I don't think there should be any issue with a daemon running from CLI that sleeps until there's work to do. It's possible the efficiency could be raised even more by switching from a poll loop to a UNIX socket with socket_select() blocking the loop until something is prodded to its socket to tell it to poll. This may have ramifications for the datasync scheduler though, which I believe relies on the post hook running every few seconds.
It'd be nice if the daemon could just run continuously without the hourly exit, but because Drupal isn't designed for long execution time, it tends to eat up memory with static caches until it shuts down. That (I believe) is why it does this teardown-restart cycle.
One issue with the respawning daemon though is that if the module is disabled, it's possible the daemon will continue to run indefinitely. It would probably be a good idea to put a check in the top of the script somewhere that makes sure the datasync module is still enabled?
Comment #8
pounardI'd prefer to make it run with system cron at regular interval (like Drupal cron) rather than have it running as a respawning deamon. But the respawning stuff is good as a fallback system when errors happens when long job are running.
Off-topic note: The problem with Drupal eating memory is when you run really massive jobs. I noted some problems, there is a really annoying memory leak in node_delete() but there isn't in node_save() (I did saved and updated 300,000 nodes without any memory limit problem, but node_delete() breaks after 2,000 nodes deleted with a memory limit of 256mo).
Comment #9
andrewlevine commentedPierre,
Why would you prefer to run with cron? I don't see the drawback. With this patch, the daemon is still spawned at cron, exactly how it is now. The only difference is that the daemon respawns another daemon right before it is about to exit. This means if you run cron.php every hour, 30 mins, 1min, that datasync won't be down needlessly waiting for cron to restart the daemon.
Comment #10
pounardYes, I aggree. I think it depends on one's need, I see two differents use cases:
I didn't mean to say this patch is bad, I would rather say it should be an optional feature.
Comment #11
andrewlevine commentedPierre,
DataSync runs as a daemon now without this patch. It would only change the method the daemon is kept alive. In your setup, do you let datasync die after an hour and then only turn it on with cron when you want to run it?
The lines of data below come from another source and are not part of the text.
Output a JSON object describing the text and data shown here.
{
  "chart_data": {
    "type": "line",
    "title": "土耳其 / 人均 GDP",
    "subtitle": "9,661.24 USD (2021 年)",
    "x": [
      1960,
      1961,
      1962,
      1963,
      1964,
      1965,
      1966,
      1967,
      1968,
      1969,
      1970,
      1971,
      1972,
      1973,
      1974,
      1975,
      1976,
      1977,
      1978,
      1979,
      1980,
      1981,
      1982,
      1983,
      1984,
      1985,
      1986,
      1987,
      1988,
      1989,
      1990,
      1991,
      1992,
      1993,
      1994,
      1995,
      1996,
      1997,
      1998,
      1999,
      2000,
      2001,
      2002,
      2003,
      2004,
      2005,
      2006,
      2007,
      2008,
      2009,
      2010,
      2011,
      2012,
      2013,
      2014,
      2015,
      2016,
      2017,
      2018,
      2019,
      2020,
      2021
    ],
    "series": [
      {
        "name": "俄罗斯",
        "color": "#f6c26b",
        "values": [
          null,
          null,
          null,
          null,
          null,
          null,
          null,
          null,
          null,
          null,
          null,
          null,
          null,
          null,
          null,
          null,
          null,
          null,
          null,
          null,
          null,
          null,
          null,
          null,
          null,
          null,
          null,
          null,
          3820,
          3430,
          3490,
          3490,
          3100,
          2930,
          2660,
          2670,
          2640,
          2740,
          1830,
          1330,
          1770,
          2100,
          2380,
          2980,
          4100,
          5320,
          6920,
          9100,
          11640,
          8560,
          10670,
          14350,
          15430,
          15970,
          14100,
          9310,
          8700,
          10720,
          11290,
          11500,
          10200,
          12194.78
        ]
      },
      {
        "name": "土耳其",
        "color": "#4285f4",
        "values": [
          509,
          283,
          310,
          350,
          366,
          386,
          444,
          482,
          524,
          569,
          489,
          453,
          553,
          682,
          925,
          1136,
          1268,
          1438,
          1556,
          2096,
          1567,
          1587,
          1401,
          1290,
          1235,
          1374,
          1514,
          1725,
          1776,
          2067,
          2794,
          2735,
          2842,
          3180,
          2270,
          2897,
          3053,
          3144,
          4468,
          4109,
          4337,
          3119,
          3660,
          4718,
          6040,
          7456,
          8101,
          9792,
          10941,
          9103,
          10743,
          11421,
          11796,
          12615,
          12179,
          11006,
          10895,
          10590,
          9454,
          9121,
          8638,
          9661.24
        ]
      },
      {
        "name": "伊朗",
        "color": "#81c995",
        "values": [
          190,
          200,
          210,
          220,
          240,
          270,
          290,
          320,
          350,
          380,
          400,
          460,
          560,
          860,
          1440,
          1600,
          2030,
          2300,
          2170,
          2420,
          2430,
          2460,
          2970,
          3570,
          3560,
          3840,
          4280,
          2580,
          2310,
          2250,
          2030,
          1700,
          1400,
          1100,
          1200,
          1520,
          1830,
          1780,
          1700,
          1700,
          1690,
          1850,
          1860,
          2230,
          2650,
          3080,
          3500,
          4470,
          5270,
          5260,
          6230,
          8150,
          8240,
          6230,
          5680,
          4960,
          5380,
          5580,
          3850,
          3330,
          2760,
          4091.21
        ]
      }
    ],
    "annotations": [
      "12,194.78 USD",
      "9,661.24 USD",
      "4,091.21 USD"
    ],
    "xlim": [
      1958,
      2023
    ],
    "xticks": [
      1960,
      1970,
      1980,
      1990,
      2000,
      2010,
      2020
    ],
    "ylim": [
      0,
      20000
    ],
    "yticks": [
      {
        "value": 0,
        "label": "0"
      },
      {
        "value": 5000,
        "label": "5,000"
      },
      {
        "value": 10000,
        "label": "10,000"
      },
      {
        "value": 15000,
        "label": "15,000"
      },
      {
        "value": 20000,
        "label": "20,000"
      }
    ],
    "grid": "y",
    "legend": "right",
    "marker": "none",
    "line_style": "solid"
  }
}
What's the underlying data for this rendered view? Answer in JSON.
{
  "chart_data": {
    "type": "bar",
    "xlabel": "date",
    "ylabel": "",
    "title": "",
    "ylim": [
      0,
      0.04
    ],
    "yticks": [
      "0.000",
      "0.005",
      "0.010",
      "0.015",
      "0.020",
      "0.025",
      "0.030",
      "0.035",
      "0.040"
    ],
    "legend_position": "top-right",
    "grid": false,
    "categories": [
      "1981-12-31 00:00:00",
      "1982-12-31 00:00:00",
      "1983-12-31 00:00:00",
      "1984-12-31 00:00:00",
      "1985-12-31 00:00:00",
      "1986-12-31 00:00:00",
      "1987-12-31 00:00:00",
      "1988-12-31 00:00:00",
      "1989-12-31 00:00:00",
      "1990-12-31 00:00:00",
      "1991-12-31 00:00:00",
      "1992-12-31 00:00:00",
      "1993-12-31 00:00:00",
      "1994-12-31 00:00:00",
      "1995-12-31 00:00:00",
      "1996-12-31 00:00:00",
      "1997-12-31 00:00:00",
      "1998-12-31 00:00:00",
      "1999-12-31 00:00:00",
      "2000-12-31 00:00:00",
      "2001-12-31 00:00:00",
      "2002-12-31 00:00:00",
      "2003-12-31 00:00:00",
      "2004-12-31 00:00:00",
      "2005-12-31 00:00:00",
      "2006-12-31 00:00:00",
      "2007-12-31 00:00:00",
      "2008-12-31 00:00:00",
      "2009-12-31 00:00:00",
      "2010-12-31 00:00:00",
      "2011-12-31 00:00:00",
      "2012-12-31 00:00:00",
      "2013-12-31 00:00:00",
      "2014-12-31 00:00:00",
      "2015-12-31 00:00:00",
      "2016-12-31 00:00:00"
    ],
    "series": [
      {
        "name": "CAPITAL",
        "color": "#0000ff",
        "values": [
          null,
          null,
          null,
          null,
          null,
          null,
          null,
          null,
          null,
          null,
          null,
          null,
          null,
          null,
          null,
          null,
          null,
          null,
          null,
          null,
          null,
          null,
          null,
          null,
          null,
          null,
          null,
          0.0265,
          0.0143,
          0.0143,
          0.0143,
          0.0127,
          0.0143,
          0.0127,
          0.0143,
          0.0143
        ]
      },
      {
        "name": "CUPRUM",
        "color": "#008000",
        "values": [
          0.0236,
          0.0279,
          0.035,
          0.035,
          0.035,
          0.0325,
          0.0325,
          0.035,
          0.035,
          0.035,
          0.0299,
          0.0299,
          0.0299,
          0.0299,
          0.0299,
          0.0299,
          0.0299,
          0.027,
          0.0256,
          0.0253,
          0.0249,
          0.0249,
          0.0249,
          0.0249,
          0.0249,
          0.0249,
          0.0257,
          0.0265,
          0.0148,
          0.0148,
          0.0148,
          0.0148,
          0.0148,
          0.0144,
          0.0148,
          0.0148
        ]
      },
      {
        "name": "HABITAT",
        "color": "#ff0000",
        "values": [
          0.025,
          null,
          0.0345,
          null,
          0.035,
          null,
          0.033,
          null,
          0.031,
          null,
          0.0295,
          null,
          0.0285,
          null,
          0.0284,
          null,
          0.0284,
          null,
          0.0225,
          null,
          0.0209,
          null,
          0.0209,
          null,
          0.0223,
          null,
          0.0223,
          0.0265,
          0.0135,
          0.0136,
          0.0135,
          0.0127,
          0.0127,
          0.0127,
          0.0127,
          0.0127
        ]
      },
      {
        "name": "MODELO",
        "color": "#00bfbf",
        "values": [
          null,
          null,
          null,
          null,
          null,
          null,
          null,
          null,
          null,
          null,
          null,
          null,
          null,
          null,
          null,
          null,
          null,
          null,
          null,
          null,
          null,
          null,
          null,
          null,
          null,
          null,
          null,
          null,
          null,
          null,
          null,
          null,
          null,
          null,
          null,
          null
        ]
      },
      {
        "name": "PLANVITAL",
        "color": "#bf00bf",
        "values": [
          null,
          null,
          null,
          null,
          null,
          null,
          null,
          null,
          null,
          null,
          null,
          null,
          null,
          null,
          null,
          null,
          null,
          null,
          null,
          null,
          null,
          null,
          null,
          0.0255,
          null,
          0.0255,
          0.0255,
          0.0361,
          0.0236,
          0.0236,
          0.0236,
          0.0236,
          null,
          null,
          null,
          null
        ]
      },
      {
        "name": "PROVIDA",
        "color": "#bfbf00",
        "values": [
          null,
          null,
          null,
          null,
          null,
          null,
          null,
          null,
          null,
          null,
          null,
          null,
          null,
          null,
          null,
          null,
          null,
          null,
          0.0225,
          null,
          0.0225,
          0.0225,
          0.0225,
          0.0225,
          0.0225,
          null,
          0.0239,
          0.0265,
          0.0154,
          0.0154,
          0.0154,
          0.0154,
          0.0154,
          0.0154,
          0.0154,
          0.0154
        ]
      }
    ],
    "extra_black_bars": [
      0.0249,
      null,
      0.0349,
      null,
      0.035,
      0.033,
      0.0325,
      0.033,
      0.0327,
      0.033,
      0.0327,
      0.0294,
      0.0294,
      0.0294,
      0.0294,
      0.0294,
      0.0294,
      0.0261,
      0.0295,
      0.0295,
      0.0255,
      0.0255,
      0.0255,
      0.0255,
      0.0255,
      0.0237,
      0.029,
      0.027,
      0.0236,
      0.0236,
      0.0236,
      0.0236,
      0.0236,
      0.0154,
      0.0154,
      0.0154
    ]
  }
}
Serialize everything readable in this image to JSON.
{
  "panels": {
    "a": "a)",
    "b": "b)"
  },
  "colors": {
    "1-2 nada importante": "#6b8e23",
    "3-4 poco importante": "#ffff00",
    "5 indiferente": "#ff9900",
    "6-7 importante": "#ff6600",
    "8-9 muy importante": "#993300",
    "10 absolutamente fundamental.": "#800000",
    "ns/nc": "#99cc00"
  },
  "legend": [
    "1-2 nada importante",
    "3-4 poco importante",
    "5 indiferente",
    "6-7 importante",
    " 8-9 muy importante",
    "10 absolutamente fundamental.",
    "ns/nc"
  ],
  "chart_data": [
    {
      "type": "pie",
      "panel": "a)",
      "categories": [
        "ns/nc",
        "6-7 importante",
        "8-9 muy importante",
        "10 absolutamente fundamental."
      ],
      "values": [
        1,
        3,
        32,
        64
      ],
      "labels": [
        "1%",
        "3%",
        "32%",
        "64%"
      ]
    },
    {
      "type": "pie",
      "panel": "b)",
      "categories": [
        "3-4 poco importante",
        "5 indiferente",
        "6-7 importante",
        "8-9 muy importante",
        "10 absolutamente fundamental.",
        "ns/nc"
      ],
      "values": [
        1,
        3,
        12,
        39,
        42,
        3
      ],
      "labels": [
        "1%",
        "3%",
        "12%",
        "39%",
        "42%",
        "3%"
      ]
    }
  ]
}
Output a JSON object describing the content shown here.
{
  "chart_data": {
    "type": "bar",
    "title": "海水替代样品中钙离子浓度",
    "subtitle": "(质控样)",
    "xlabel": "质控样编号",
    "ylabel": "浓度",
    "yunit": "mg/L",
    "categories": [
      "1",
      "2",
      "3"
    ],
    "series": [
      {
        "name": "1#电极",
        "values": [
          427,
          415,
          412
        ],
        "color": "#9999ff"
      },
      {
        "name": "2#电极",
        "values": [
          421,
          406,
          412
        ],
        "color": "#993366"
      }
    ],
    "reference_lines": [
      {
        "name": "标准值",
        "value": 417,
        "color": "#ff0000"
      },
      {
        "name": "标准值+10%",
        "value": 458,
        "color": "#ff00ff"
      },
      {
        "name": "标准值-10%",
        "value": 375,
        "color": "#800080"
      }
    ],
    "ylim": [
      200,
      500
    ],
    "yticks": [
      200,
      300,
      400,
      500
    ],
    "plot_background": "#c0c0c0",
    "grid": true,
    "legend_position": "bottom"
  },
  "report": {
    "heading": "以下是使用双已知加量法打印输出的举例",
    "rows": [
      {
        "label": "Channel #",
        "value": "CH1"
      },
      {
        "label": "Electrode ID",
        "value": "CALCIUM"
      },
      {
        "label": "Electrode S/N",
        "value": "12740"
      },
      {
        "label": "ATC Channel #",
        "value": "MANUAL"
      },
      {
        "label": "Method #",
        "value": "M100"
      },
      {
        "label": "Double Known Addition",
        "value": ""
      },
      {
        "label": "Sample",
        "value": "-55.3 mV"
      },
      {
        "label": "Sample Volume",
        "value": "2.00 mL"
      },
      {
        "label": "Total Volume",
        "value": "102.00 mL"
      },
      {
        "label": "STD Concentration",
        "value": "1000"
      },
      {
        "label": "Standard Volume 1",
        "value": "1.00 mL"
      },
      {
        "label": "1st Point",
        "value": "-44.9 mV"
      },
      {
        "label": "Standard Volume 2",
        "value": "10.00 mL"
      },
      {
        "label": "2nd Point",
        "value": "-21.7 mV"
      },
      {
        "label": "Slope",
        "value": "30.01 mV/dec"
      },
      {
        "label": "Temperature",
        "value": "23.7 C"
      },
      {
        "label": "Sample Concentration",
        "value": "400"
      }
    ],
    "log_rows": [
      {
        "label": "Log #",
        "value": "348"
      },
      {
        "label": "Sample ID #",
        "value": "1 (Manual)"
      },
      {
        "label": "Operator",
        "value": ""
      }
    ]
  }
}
I don't mean to argue, I just want to understand your use-case to determine whether this makes sense to include for everyone. At the moment, I don't see why adding this feature would negatively affect any use-case.
Andrew
Comment #12
pounardOh you made a good point; I misunderstood this part of DataSync running part. You juste clarified it to me. I though DataSync were only living as long has it have jobs runnings.
So my comments are off topic then, forget it.
Comment #13
andrewlevine commentedPierre, I appreciate you taking a look at this and questioning it :). I will try to get this patch in shortly and then release a beta
Comment #14
pounardHehe, again, sorry for the misunderstanding :) At least I understood this part of DataSync (on which I didn't get interested before).
Comment #15
andrewlevine commentedcommitted. I modified the patch a little but the idea is the same. I've attached the patch in case anyone needs it. Thanks neilnz and pounard.